Pepsi Bottling Group (NYSE: PBG), a beverage entity that competes with Coca-Cola (NYSE: KO) and Coca-Cola Enterprises (NYSE: CCE), reported Q2 earnings on Wednesday. Adjusting for a gain related to tax issues, the company earned 78 cents per share.
According to Trey Thoelcke's earnings preview, Pepsi Bottling Group was only supposed to make about 73 cents per share. So, management managed to beat Wall Street's projections. Unfortunately, management made the same amount of per-share profit in the year-ago period, so there wasn't any growth on the bottom line.
Here are some more bad points. Net sales came in at $3.3 billion. Analysts were expecting closer to $3.5 billion. Total worldwide physical case volume declined 4% and net revenue per case declined 3% (excluding currency effects, it was up 5%). Maybe we'll give the latter a pass on a currency-excluded basis, but the physical case volume metric is one of the most important data points for a beverage company. Seeing that one in decline is always disheartening for shareholders.
I've never been a huge fan of owning a bottler. I own Coke myself. I enjoy being on the side of the company that markets the brand; the bottlers tried to be more capital intense.
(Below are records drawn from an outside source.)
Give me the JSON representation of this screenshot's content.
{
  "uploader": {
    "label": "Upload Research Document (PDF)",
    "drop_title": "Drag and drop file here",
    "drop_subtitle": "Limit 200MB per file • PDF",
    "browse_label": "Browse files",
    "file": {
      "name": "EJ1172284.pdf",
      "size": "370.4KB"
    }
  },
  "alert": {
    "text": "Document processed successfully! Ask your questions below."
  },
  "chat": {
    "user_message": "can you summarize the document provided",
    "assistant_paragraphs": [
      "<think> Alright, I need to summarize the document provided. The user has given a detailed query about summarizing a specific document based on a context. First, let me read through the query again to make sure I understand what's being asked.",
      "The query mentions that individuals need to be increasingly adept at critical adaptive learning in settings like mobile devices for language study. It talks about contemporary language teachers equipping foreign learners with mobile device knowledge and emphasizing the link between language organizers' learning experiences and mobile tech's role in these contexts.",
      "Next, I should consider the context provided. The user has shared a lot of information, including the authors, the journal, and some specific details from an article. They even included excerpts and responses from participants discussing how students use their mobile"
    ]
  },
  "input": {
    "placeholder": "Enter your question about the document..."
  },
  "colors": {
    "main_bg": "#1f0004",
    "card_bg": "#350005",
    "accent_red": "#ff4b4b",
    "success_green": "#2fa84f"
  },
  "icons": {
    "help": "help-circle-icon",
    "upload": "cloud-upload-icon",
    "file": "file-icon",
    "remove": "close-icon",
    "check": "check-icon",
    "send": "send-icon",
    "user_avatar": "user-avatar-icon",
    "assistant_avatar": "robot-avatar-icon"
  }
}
And as I wrote just recently, PepsiCo (NYSE: PEP) wants to buy Pepsi Bottling Group to have more control over distribution. Problem is, Pepsi Bottling Group believes it's worth more than the $29.50 per-share offer it received. As of Wednesday's close, shares of the bottler were priced at $33.53. An individual investor probably doesn't want to deal with this arbitrage situation.
Shares of Pepsi Bottling Group didn't really react to the earnings news yesterday. It was down slightly. Personally, I would pass on this company. There are better ideas out there.
Disclosure: I own Coke; positions can change without notice.